From Naval Surface Force, Atlantic
After being forward deployed to Japan for nearly 10 years, USS Lassen (DDG 82) arrived in her new homeport of Mayport, June 6.
A decade ago, Lassen participated in her first 7th Fleet Annual Exercise, in 2006; she completed her most recent deployment there late last year. Upon completion of her decade-long assignment with the Forward Deployed Naval Forces (FDNF), the crew and their ship was lauded by Capt. Christopher J. Sweeney, commander, Destroyer Squadron (DESRON) 15.
"Her ability to support the mission improved our relationships with key allies and became an integral part of the DESRON's presence in the Indo-Asia-Pacific region," Sweeney said. "Lassen's performance in the 7th Fleet was beyond expectations."
"It was a bitter-sweet moment leaving Yokosuka after being forward deployed there for the past 10 years," said Cmdr. Robert Francis, Lassen's commanding officer. "It was an honor to serve as part of the Forward Deployed Naval Forces during such a pivotal time in our history."
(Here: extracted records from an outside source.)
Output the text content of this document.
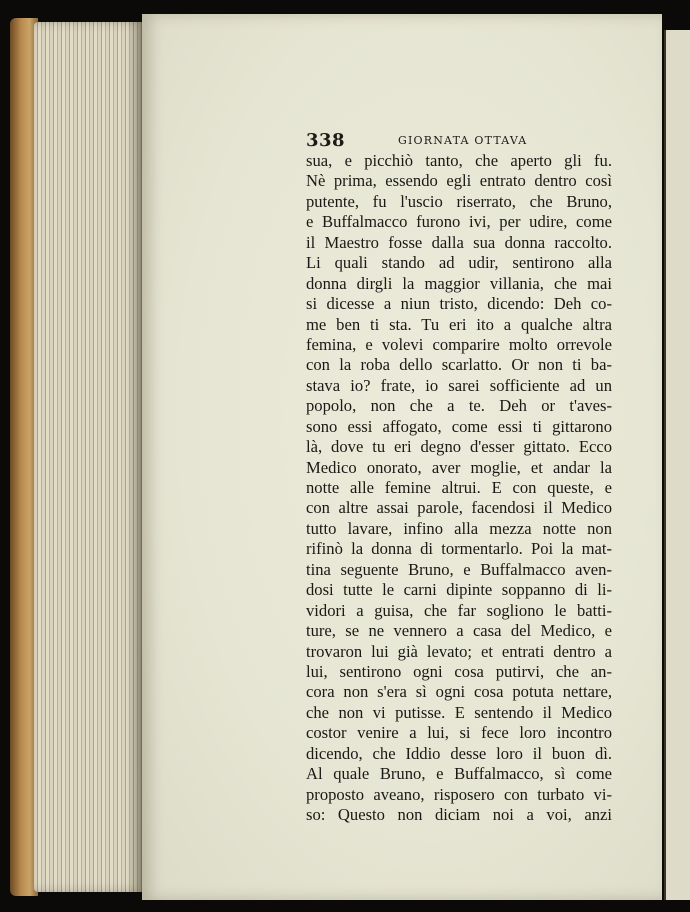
338	GIORNATA OTTAVA
sua, e picchiò tanto, che aperto gli fu.
Nè prima, essendo egli entrato dentro così
putente, fu l'uscio riserrato, che Bruno,
e Buffalmacco furono ivi, per udire, come
il Maestro fosse dalla sua donna raccolto.
Li quali stando ad udir, sentirono alla
donna dirgli la maggior villania, che mai
si dicesse a niun tristo, dicendo: Deh co-
me ben ti sta. Tu eri ito a qualche altra
femina, e volevi comparire molto orrevole
con la roba dello scarlatto. Or non ti ba-
stava io? frate, io sarei sofficiente ad un
popolo, non che a te. Deh or t'aves-
sono essi affogato, come essi ti gittarono
là, dove tu eri degno d'esser gittato. Ecco
Medico onorato, aver moglie, et andar la
notte alle femine altrui. E con queste, e
con altre assai parole, facendosi il Medico
tutto lavare, infino alla mezza notte non
rifinò la donna di tormentarlo. Poi la mat-
tina seguente Bruno, e Buffalmacco aven-
dosi tutte le carni dipinte soppanno di li-
vidori a guisa, che far sogliono le batti-
ture, se ne vennero a casa del Medico, e
trovaron lui già levato; et entrati dentro a
lui, sentirono ogni cosa putirvi, che an-
cora non s'era sì ogni cosa potuta nettare,
che non vi putisse. E sentendo il Medico
costor venire a lui, si fece loro incontro
dicendo, che Iddio desse loro il buon dì.
Al quale Bruno, e Buffalmacco, sì come
proposto aveano, risposero con turbato vi-
so: Questo non diciam noi a voi, anzi
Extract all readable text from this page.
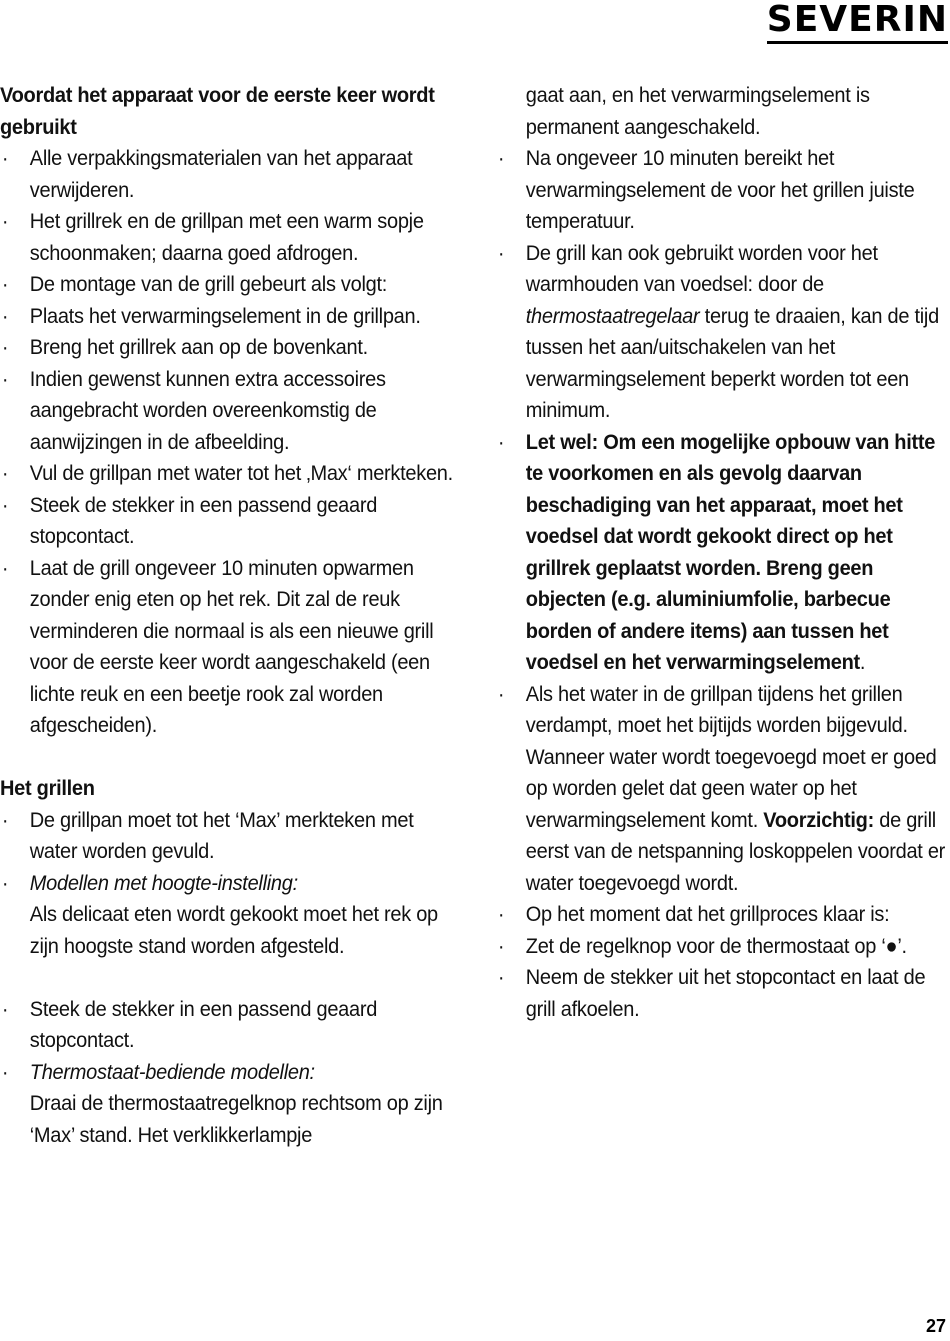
SEVERIN

Voordat het apparaat voor de eerste keer wordt gebruikt

· Alle verpakkingsmaterialen van het apparaat verwijderen.

· Het grillrek en de grillpan met een warm sopje schoonmaken; daarna goed afdrogen.

· De montage van de grill gebeurt als volgt:

· Plaats het verwarmingselement in de grillpan.

· Breng het grillrek aan op de bovenkant.

· Indien gewenst kunnen extra accessoires aangebracht worden overeenkomstig de aanwijzingen in de afbeelding.

· Vul de grillpan met water tot het ‚Max‘ merkteken.

· Steek de stekker in een passend geaard stopcontact.

· Laat de grill ongeveer 10 minuten opwarmen zonder enig eten op het rek. Dit zal de reuk verminderen die normaal is als een nieuwe grill voor de eerste keer wordt aangeschakeld (een lichte reuk en een beetje rook zal worden afgescheiden).

Het grillen

· De grillpan moet tot het ‘Max’ merkteken met water worden gevuld.

· Modellen met hoogte-instelling:

Als delicaat eten wordt gekookt moet het rek op zijn hoogste stand worden afgesteld.

· Steek de stekker in een passend geaard stopcontact.

· Thermostaat-bediende modellen:

Draai de thermostaatregelknop rechtsom op zijn ‘Max’ stand. Het verklikkerlampje

gaat aan, en het verwarmingselement is permanent aangeschakeld.

· Na ongeveer 10 minuten bereikt het verwarmingselement de voor het grillen juiste temperatuur.

· De grill kan ook gebruikt worden voor het warmhouden van voedsel: door de thermostaatregelaar terug te draaien, kan de tijd tussen het aan/uitschakelen van het verwarmingselement beperkt worden tot een minimum.

· Let wel: Om een mogelijke opbouw van hitte te voorkomen en als gevolg daarvan beschadiging van het apparaat, moet het voedsel dat wordt gekookt direct op het grillrek geplaatst worden. Breng geen objecten (e.g. aluminiumfolie, barbecue borden of andere items) aan tussen het voedsel en het verwarmingselement.

· Als het water in de grillpan tijdens het grillen verdampt, moet het bijtijds worden bijgevuld. Wanneer water wordt toegevoegd moet er goed op worden gelet dat geen water op het verwarmingselement komt. Voorzichtig: de grill eerst van de netspanning loskoppelen voordat er water toegevoegd wordt.

· Op het moment dat het grillproces klaar is:

· Zet de regelknop voor de thermostaat op ‘●’.

· Neem de stekker uit het stopcontact en laat de grill afkoelen.

27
The guided-missile destroyer's arrival in Florida completed a 5-month homeport shift which saw her transit the U.S. 7th, 3rd, and 4th Fleet areas of responsibility. In doing so, the Lassen crew traveled more than 27,000 nautical miles in support of theater security operations and responded to emergency and distress calls during international search and rescue events.
En route to Mayport, the ship made port visits to Saipan, Pearl Harbor, San Diego, Mexico, El Salvador, Guatemala, Panama, Colombia, Cuba, Jamaica, and Ft. Lauderdale, Florida. The crew participated in numerous Operation Handclasp community relations projects, establishing or enhancing friendships along the way. They proved to be true ambassadors by consistently displaying professionalism while on liberty or working side-by-side with their hosts.
They also supported joint, counter-illicit trafficking interdiction in both the 3rd and 4th Fleets under "Operation Martillo," Spanish for "hammer." The endeavor is a U.S., European and Western Hemisphere partner-nation effort launched in January 2012 targeting illicit trafficking routes in coastal waters along the Central American isthmus. U.S. military participation in Operation Martillo is led by Joint Interagency Task Force South (JIATF-South), in support of U.S. Southern Command.
In just three months of operations not routinely supported by an Arleigh Burke-class destroyer, Lassen and the embarked U.S. Coast Guard (USCG) law enforcement detachment (LEDET) leveraged the capabilities of partner nations and JIATF-South to complete 18 interdictions, confiscating a total of 11,333kg cocaine and 66 pounds of marijuana. The estimated street value of the seizures is approximately $226 million. Lassen was also credited with detaining 49 suspected smugglers.
"The counter-illicit trafficking mission was new to all of us, but our collaboration with JIATF-S, USCG District 11, and all the other U.S. Coast Guard, allied and partner nation assets proved critical to our success," said Francis. "It validated the true capability of the Arleigh Burke-class destroyer in executing the counter illicit trafficking mission."
Lassen was commissioned in 2001 in Tampa, Fla., and is named in honor of the late Cmdr. Clyde Everett Lassen, a Fort Myers, Florida native and UH-2 Sea Sprite helicopter search and rescue pilot who served in the Vietnam War. Lassen was the first naval aviator to be awarded the Congressional Medal of Honor for his heroic efforts to rescue two aviators shot down behind enemy lines in North Vietnam, June 19, 1968.
Being homeported in Florida also allows the crew to easily reconnect with the family of the ship's namesake. Nieces, nephews, and other extended family members of Cmdr. Lassen were on the pier to greet the ship and welcome the Sailors and their families to their new homeport.